Alors que le moniteur fait des gestes à sa victime afin de l'aider à trouver le
mot associé à l'adjectif qu'il vient de lui lire.
Professeur David Naggara :
Regardez bien ! Despaul essaie de diminuer son conflit intérieur en aidant sa victime.
Procureur Henry Volney :
Enfin ! si ce conflit lui est tellement insupportable, pourquoi ne s'arrête t-il pas ?
Professeur David Naggara :
S'il s'arrête il reconnaît implicitement qu'il a eu tort d'aller jusque là. En continuant, il justifie tout ce qu'il a fait
jusqu'à présent.
Après que la personne attachée à la chaise se soit mise à crier alors qu'elle
venait de recevoir une décharge de 180 volts.
Procureur Henry Volney :
C'EST INTOLÉRABLE ! MÊME AU NOM DE LA SCIENCE VOUS N'AVEZ PAS LE DROIT DE FAIRE ÇA ! AUCUNE LOI NE VOUS Y AUTORISE !
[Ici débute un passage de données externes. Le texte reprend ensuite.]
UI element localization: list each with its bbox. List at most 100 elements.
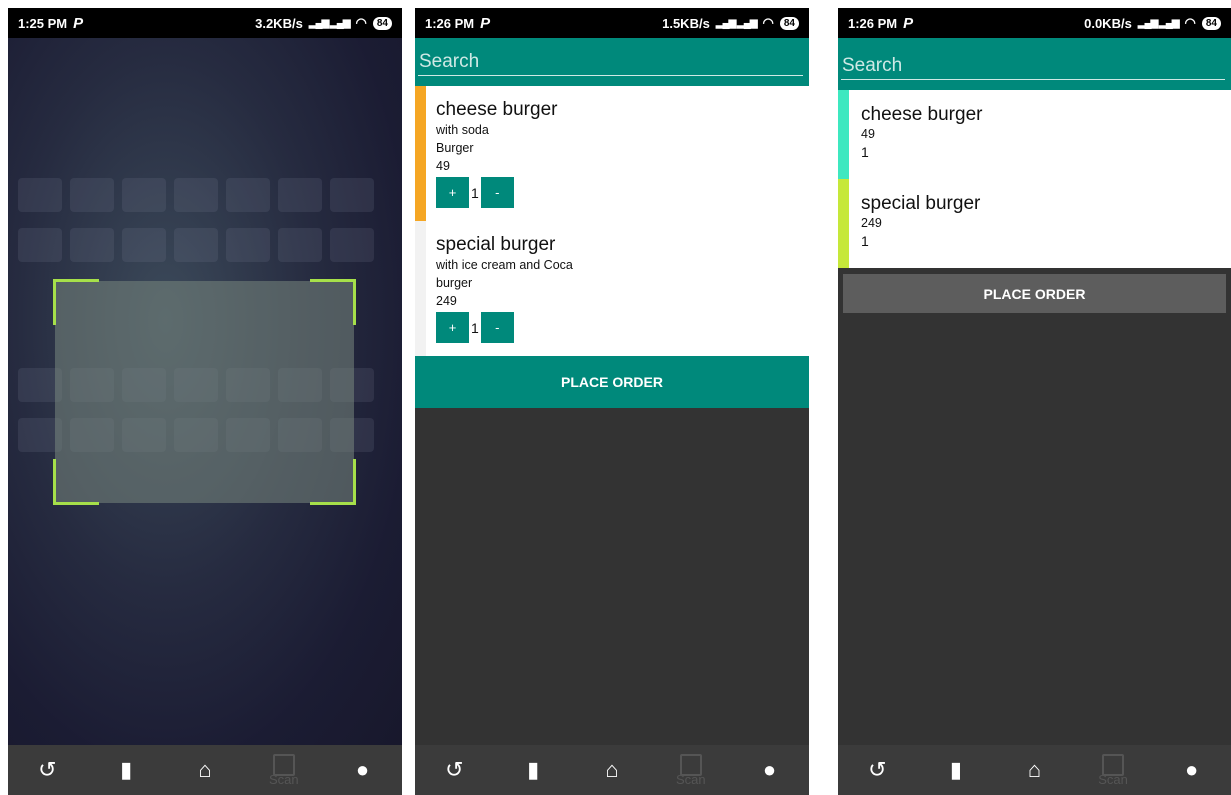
scanner-screen: 1:25 PM P 3.2KB/s ▂▄▆ ▂▄▆ ◠ 84 ↺ ▮ ⌂ Sca… xyxy=(8,8,402,795)
item-price: 249 xyxy=(436,294,457,308)
nav-scan-label: Scan xyxy=(675,771,706,787)
scan-frame-corner xyxy=(53,279,99,325)
battery-badge: 84 xyxy=(779,16,799,30)
nav-scan-label: Scan xyxy=(1098,771,1128,787)
quantity-stepper: + 1 - xyxy=(436,312,809,343)
item-category: burger xyxy=(436,276,473,290)
nav-home[interactable]: ⌂ xyxy=(180,745,230,795)
item-accent-bar xyxy=(415,221,426,356)
menu-list: cheese burger with soda Burger 49 + 1 - … xyxy=(415,86,809,356)
quantity-stepper: + 1 - xyxy=(436,177,809,208)
item-name: cheese burger xyxy=(861,104,983,125)
signal-icon: ▂▄▆ ▂▄▆ xyxy=(1137,17,1180,29)
place-order-button[interactable]: PLACE ORDER xyxy=(843,274,1226,313)
history-icon: ↺ xyxy=(38,757,57,782)
decrease-qty-button[interactable]: - xyxy=(480,312,514,343)
search-header xyxy=(838,38,1231,90)
search-input[interactable] xyxy=(418,48,803,76)
nav-home[interactable]: ⌂ xyxy=(1009,745,1059,795)
book-icon: ▮ xyxy=(949,757,962,782)
menu-screen: 1:26 PM P 1.5KB/s ▂▄▆ ▂▄▆ ◠ 84 cheese bu… xyxy=(415,8,809,795)
menu-item[interactable]: cheese burger with soda Burger 49 + 1 - xyxy=(415,86,809,221)
bottom-navigation: ↺ ▮ ⌂ Scan ● xyxy=(415,745,809,795)
search-input[interactable] xyxy=(841,52,1225,80)
item-category: Burger xyxy=(436,141,474,155)
bottom-navigation: ↺ ▮ ⌂ Scan ● xyxy=(838,745,1231,795)
app-notification-icon: P xyxy=(903,14,914,32)
keyboard-row xyxy=(8,178,402,214)
scan-frame-corner xyxy=(53,459,99,505)
item-description: with ice cream and Coca xyxy=(436,258,573,272)
status-time: 1:26 PM xyxy=(425,15,475,31)
status-time: 1:25 PM xyxy=(18,15,68,31)
bottom-navigation: ↺ ▮ ⌂ Scan ● xyxy=(8,745,402,795)
quantity-value: 1 xyxy=(471,319,479,336)
item-name: cheese burger xyxy=(436,99,558,120)
keyboard-row xyxy=(8,228,402,264)
network-speed: 0.0KB/s xyxy=(1084,15,1132,31)
item-price: 49 xyxy=(861,127,875,141)
cart-item[interactable]: special burger 249 1 xyxy=(838,179,1231,268)
status-bar: 1:26 PM P 1.5KB/s ▂▄▆ ▂▄▆ ◠ 84 xyxy=(415,8,809,38)
nav-scan-label: Scan xyxy=(268,771,299,787)
status-time: 1:26 PM xyxy=(848,15,898,31)
status-bar: 1:26 PM P 0.0KB/s ▂▄▆ ▂▄▆ ◠ 84 xyxy=(838,8,1231,38)
nav-profile[interactable]: ● xyxy=(1167,745,1217,795)
signal-icon: ▂▄▆ ▂▄▆ xyxy=(715,17,758,29)
history-icon: ↺ xyxy=(868,757,887,782)
cart-item[interactable]: cheese burger 49 1 xyxy=(838,90,1231,179)
scan-frame-corner xyxy=(310,459,356,505)
cart-screen: 1:26 PM P 0.0KB/s ▂▄▆ ▂▄▆ ◠ 84 cheese bu… xyxy=(838,8,1231,795)
nav-home[interactable]: ⌂ xyxy=(587,745,637,795)
decrease-qty-button[interactable]: - xyxy=(480,177,514,208)
home-icon: ⌂ xyxy=(1027,757,1042,782)
nav-menu[interactable]: ▮ xyxy=(101,745,151,795)
account-circle-icon: ● xyxy=(1185,757,1199,782)
camera-preview[interactable] xyxy=(8,38,402,745)
network-speed: 3.2KB/s xyxy=(255,15,303,31)
item-quantity: 1 xyxy=(861,233,869,249)
book-icon: ▮ xyxy=(527,757,540,782)
app-notification-icon: P xyxy=(73,14,84,32)
item-accent-bar xyxy=(415,86,426,221)
search-header xyxy=(415,38,809,86)
book-icon: ▮ xyxy=(120,757,133,782)
wifi-icon: ◠ xyxy=(1184,15,1196,30)
nav-profile[interactable]: ● xyxy=(338,745,388,795)
network-speed: 1.5KB/s xyxy=(662,15,710,31)
nav-scan[interactable]: Scan xyxy=(666,745,716,795)
nav-history[interactable]: ↺ xyxy=(852,745,902,795)
item-accent-bar xyxy=(838,90,849,179)
cart-list: cheese burger 49 1 special burger 249 1 xyxy=(838,90,1231,268)
status-bar: 1:25 PM P 3.2KB/s ▂▄▆ ▂▄▆ ◠ 84 xyxy=(8,8,402,38)
account-circle-icon: ● xyxy=(355,757,370,782)
app-notification-icon: P xyxy=(480,14,491,32)
nav-scan[interactable]: Scan xyxy=(259,745,309,795)
scan-frame xyxy=(53,279,356,505)
nav-profile[interactable]: ● xyxy=(745,745,795,795)
item-price: 249 xyxy=(861,216,882,230)
place-order-button[interactable]: PLACE ORDER xyxy=(415,356,809,408)
nav-scan[interactable]: Scan xyxy=(1088,745,1138,795)
wifi-icon: ◠ xyxy=(762,15,774,30)
item-name: special burger xyxy=(436,234,556,255)
battery-badge: 84 xyxy=(1201,16,1221,30)
home-icon: ⌂ xyxy=(198,757,212,782)
item-name: special burger xyxy=(861,193,981,214)
battery-badge: 84 xyxy=(372,16,392,30)
menu-item[interactable]: special burger with ice cream and Coca b… xyxy=(415,221,809,356)
increase-qty-button[interactable]: + xyxy=(436,177,469,208)
nav-history[interactable]: ↺ xyxy=(429,745,479,795)
item-quantity: 1 xyxy=(861,144,869,160)
nav-menu[interactable]: ▮ xyxy=(931,745,981,795)
item-accent-bar xyxy=(838,179,849,268)
wifi-icon: ◠ xyxy=(355,15,367,30)
nav-history[interactable]: ↺ xyxy=(22,745,72,795)
history-icon: ↺ xyxy=(445,757,464,782)
scan-frame-corner xyxy=(310,279,356,325)
increase-qty-button[interactable]: + xyxy=(436,312,469,343)
nav-menu[interactable]: ▮ xyxy=(508,745,558,795)
home-icon: ⌂ xyxy=(605,757,619,782)
account-circle-icon: ● xyxy=(762,757,777,782)
quantity-value: 1 xyxy=(471,184,479,201)
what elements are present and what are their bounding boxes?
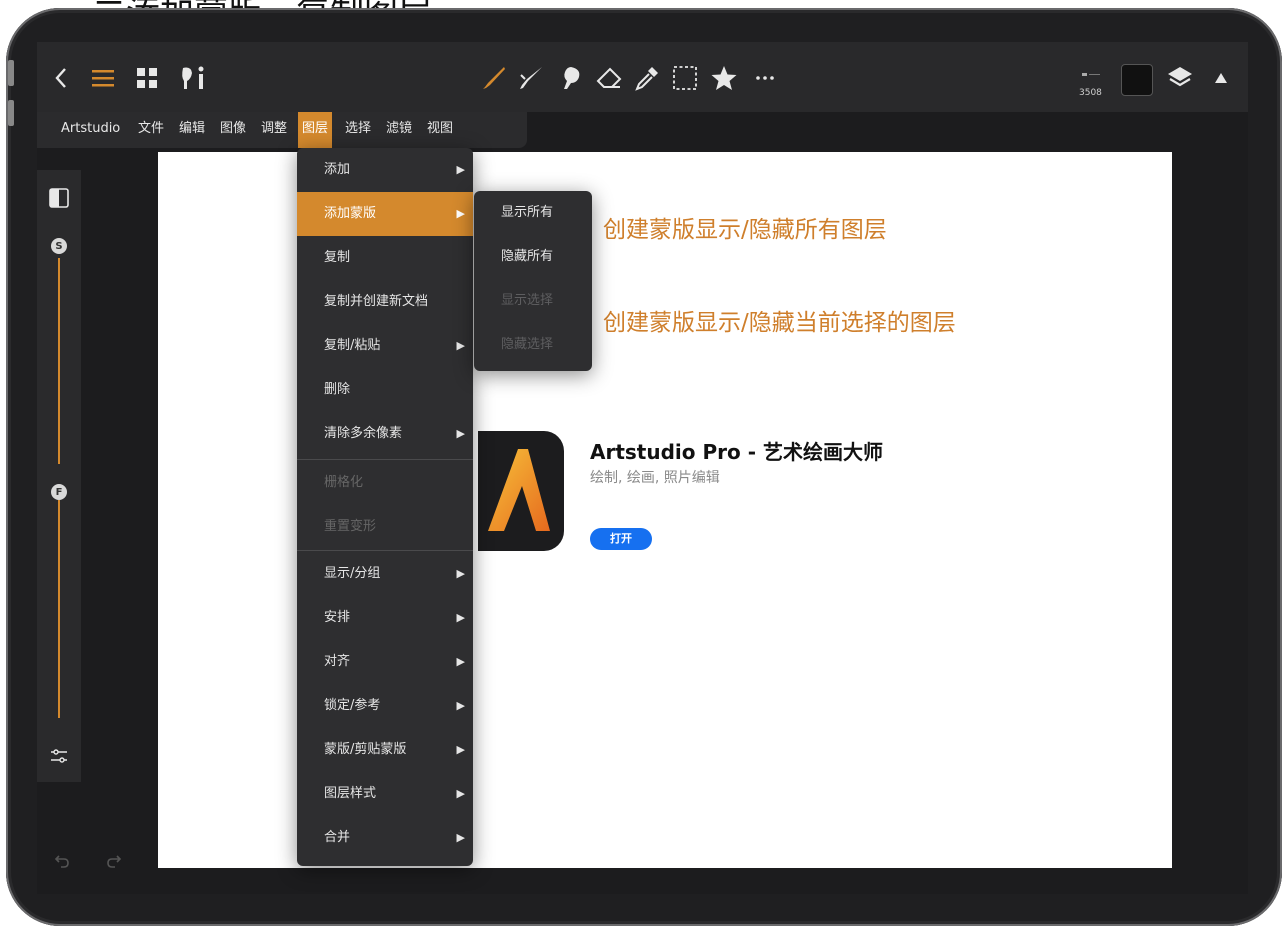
collapse-triangle-icon[interactable] xyxy=(1209,66,1233,90)
chevron-right-icon: ▶ xyxy=(456,163,465,176)
menu-item-add-mask[interactable]: 添加蒙版 ▶ xyxy=(297,192,473,236)
top-toolbar: 3508 xyxy=(37,42,1248,112)
chevron-right-icon: ▶ xyxy=(456,743,465,756)
chevron-right-icon: ▶ xyxy=(456,611,465,624)
menu-adjust[interactable]: 调整 xyxy=(261,112,287,148)
menu-item-label: 清除多余像素 xyxy=(324,426,403,441)
app-subtitle: 绘制, 绘画, 照片编辑 xyxy=(590,470,720,486)
brush-settings-icon[interactable] xyxy=(177,62,211,94)
open-app-button[interactable]: 打开 xyxy=(590,528,652,550)
menu-item-label: 图层样式 xyxy=(324,786,377,801)
back-icon[interactable] xyxy=(49,62,73,94)
menu-item-label: 添加蒙版 xyxy=(324,206,377,221)
selection-tool-icon[interactable] xyxy=(669,62,701,94)
submenu-item-reveal-all[interactable]: 显示所有 xyxy=(474,191,592,235)
menu-item-label: 删除 xyxy=(324,382,351,397)
brush-size-icon[interactable] xyxy=(1079,66,1103,84)
menu-edit[interactable]: 编辑 xyxy=(179,112,205,148)
annotation-mask-all: 创建蒙版显示/隐藏所有图层 xyxy=(603,217,887,243)
eyedropper-tool-icon[interactable] xyxy=(631,62,663,94)
menu-item-label: 复制 xyxy=(324,250,351,265)
menu-item-label: 显示/分组 xyxy=(324,566,381,581)
menu-item-label: 复制/粘贴 xyxy=(324,338,381,353)
menu-item-label: 复制并创建新文档 xyxy=(324,294,429,309)
submenu-item-hide-selection: 隐藏选择 xyxy=(501,337,554,352)
chevron-right-icon: ▶ xyxy=(456,207,465,220)
submenu-item-hide-all[interactable]: 隐藏所有 xyxy=(474,235,592,279)
undo-icon[interactable] xyxy=(51,850,73,872)
chevron-right-icon: ▶ xyxy=(456,655,465,668)
menu-item-lock-reference[interactable]: 锁定/参考 ▶ xyxy=(297,684,473,728)
menu-item-label: 合并 xyxy=(324,830,351,845)
menu-item-arrange[interactable]: 安排 ▶ xyxy=(297,596,473,640)
grid-icon[interactable] xyxy=(133,64,161,92)
smudge-tool-icon[interactable] xyxy=(515,62,547,94)
menu-item-label: 蒙版/剪贴蒙版 xyxy=(324,742,407,757)
menu-item-label: 重置变形 xyxy=(324,519,377,534)
menu-select[interactable]: 选择 xyxy=(345,112,371,148)
menu-item-mask-clipping[interactable]: 蒙版/剪贴蒙版 ▶ xyxy=(297,728,473,772)
menu-file[interactable]: 文件 xyxy=(138,112,164,148)
layers-icon[interactable] xyxy=(1163,62,1197,94)
menu-bar: Artstudio 文件 编辑 图像 调整 图层 选择 滤镜 视图 xyxy=(37,112,527,148)
menu-item-label: 添加 xyxy=(324,162,351,177)
flow-slider-handle[interactable]: F xyxy=(51,484,67,500)
size-slider-handle[interactable]: S xyxy=(51,238,67,254)
favorites-star-icon[interactable] xyxy=(707,61,741,95)
menu-item-reset-transform: 重置变形 xyxy=(297,505,473,549)
app-title: Artstudio Pro - 艺术绘画大师 xyxy=(590,440,883,464)
panel-toggle-icon[interactable] xyxy=(47,186,71,210)
brush-tool-icon[interactable] xyxy=(477,62,509,94)
menu-item-show-group[interactable]: 显示/分组 ▶ xyxy=(297,552,473,596)
chevron-right-icon: ▶ xyxy=(456,427,465,440)
chevron-right-icon: ▶ xyxy=(456,567,465,580)
menu-item-label: 安排 xyxy=(324,610,351,625)
color-swatch[interactable] xyxy=(1121,64,1153,96)
menu-item-duplicate-new-doc[interactable]: 复制并创建新文档 xyxy=(297,280,473,324)
submenu-item-reveal-selection: 显示选择 xyxy=(501,293,554,308)
chevron-right-icon: ▶ xyxy=(456,699,465,712)
menu-item-rasterize: 栅格化 xyxy=(297,461,473,505)
more-tools-icon[interactable] xyxy=(749,62,781,94)
menu-item-delete[interactable]: 删除 xyxy=(297,368,473,412)
menu-item-add[interactable]: 添加 ▶ xyxy=(297,148,473,192)
menu-icon[interactable] xyxy=(89,64,117,92)
menu-filter[interactable]: 滤镜 xyxy=(386,112,412,148)
flow-slider-track[interactable] xyxy=(58,500,60,718)
menu-item-duplicate[interactable]: 复制 xyxy=(297,236,473,280)
slider-settings-icon[interactable] xyxy=(47,744,71,768)
chevron-right-icon: ▶ xyxy=(456,787,465,800)
app-icon xyxy=(478,431,564,551)
menu-item-merge[interactable]: 合并 ▶ xyxy=(297,816,473,860)
left-slider-panel: S F xyxy=(37,170,81,782)
menu-item-copy-paste[interactable]: 复制/粘贴 ▶ xyxy=(297,324,473,368)
eraser-tool-icon[interactable] xyxy=(593,62,625,94)
hardware-button xyxy=(8,60,14,86)
menu-divider xyxy=(297,459,473,460)
menu-item-label: 栅格化 xyxy=(324,475,364,490)
menu-layer[interactable]: 图层 xyxy=(298,112,333,148)
hardware-button xyxy=(8,100,14,126)
annotation-mask-selection: 创建蒙版显示/隐藏当前选择的图层 xyxy=(603,310,956,336)
chevron-right-icon: ▶ xyxy=(456,831,465,844)
redo-icon[interactable] xyxy=(103,850,125,872)
brush-size-value: 3508 xyxy=(1079,88,1102,98)
menu-image[interactable]: 图像 xyxy=(220,112,246,148)
menu-item-label: 锁定/参考 xyxy=(324,698,381,713)
menu-item-align[interactable]: 对齐 ▶ xyxy=(297,640,473,684)
menu-view[interactable]: 视图 xyxy=(427,112,453,148)
blur-tool-icon[interactable] xyxy=(555,62,587,94)
menu-item-layer-style[interactable]: 图层样式 ▶ xyxy=(297,772,473,816)
menu-divider xyxy=(297,550,473,551)
menu-artstudio[interactable]: Artstudio xyxy=(61,112,120,148)
menu-item-label: 对齐 xyxy=(324,654,351,669)
size-slider-track[interactable] xyxy=(58,258,60,464)
menu-item-clear-excess-pixels[interactable]: 清除多余像素 ▶ xyxy=(297,412,473,456)
chevron-right-icon: ▶ xyxy=(456,339,465,352)
add-mask-submenu: 显示所有 隐藏所有 显示选择 隐藏选择 xyxy=(474,191,592,371)
layer-menu: 添加 ▶ 添加蒙版 ▶ 复制 复制并创建新文档 复制/粘贴 ▶ 删除 清除多余像素 ▶ … xyxy=(297,148,473,866)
Professeur David Naggara :
Gardez votre calme monsieur le procureur. Ces appareils sont entièrement factices. Il n'y a absolument aucun courant
électrique entre le pupitre de monsieur Despaul, et la chaise de monsieur Rivoli. Mais monsieur Despaul n'en sait rien.
Monsieur Rivoli a beaucoup de talent. N'est-ce-pas ? Il fait partie de notre équipe. Naturellement il est indispensable que
les candidats que nous recevons soient toujours moniteurs.
Après que le procureur Volney soit retourné dans le bureau du professeur Naggara
en compagnie de celui-ci.
Procureur Henry Volney :
Vous avez beaucoup de sujets qui sont allés jusqu'à 405 volts ?
Professeur David Naggara :
En moyenne, 63 % des sujets sont obéissants. C'est-à-dire qu'ils acceptent totalement le principe de l'expérience, et vont
jusqu'à 450 volts.
Un peu plus tard.
Procureur Henry Volney :
Mais dans le cas d'un génocide par exemple. Quand un tyran décide de tuer froidement cinq six millions d'hommes, de femmes,
d'enfants ; il lui faut au moins un million de complices, de tueurs, d'exécuteurs. Comment arrive t-il à se faire obéir ?
Professeur David Naggara :
En morcelant les responsabilités. Un tyran a besoin avant tout d'un état tyran. Alors il va recruter un million de petits
tyrans fonctionnaires, qui auront chacun une tâche banale à exécuter. Et chacun va exécuter cette tâche, avec compétence ; et
sans remords. Car personne ne se rendra compte, qu'il est le millionième maillon de l'acte final. Les uns vont arrêter les
victimes. Ils n'auront commis que de simples arrestations. D'autres vont conduire ces victimes dans des camps. Ils n'auront fait
que leur métier de mécanicien de locomotive. Et l'administrateur du camp en ouvrant ses portes, n'aura fait que son devoir de
directeur de prison. Bien entendu on utilise les individus les plus cruels dans la violence finale. Mais à tous les maillons
de la chaîne, on a rendu l'obéissance confortable.